An Academic Woman’s Rant of the Week: Negotiation

13 June 2014, 1253 EDT

Sorry, faithful Duck readers, for the radio silence – I’ve been traveling for much of the last month and then – ugh – just started teaching a daily undergrad class.  I promise – real blog posts are coming!  In the meantime, I wanted to fill you in on some information I’ve been digesting in the last month.  The information should be enough for all of us to “rant” about.

A few weeks ago, I was at the Vision in Methodology conference – a wonderful conference for women in political science that are interested in all aspects of political methodology.  One of the sessions was on implicit bias – a topic where there is a lot of academic research concerning how our CVs, letters of recommendation, and publications could be unequally interpreted by the larger community (both men and women!).  I think the research has some telling implications for gendered variations in success on the job market and at tenure/promotion time.  Hazel Morrow Jones and Jan Box-Steffensmeier have a great piece on the topic at The Political Methodologist. I have a lot of personal anecdotes (ask me over a beer at ISA-Midwest!) on this one and am really trying to be conscious about my own potential biases.

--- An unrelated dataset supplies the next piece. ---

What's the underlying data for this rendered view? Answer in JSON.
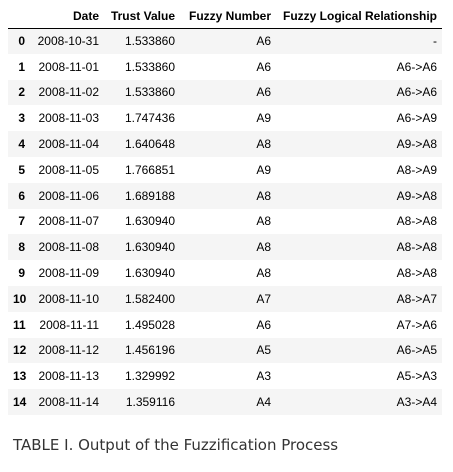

Today, thanks to the powers of social media, I was informed of this great New Yorker blog post by Maria Konnikova on “the dangers for women who negotiate.”  The punch line:

“our implicit gender perceptions mean that the advice that women stand up for themselves and assert their position strongly in negotiations may not have the intended effect. It may even backfire.”

Ouch.  I’m still fairly new to the game of negotiations – I find the process scary and intimidating. Asking for an extra couple hundred in travel funds is enough to make me sweat. However, I also know there are times where negotiations need to occur – for me, for my family, for what I want out of life.  It’s definitely disappointing to see all of the research on how negotiations can be particularly dangerous for women.  The advice at the end of the blog – based on some social science research – is to make negotiations about the “team” and the “broader organization” (ie “Giving me more money is good for all of us, we can build something here” or “The extra travel funds are a great way for us to continue improving our department’s trajectory”).  Intuitively, that makes a lot of sense and is something I’m going to try.

Unfortunately, I don’t think there are easy answers to issues of implicit biases and negotiation – as the blog posts ends:

 “negotiation in which gender is involved remains a careful, precarious balancing act.”

And that statement alone should be enough to make us all want to “rant”!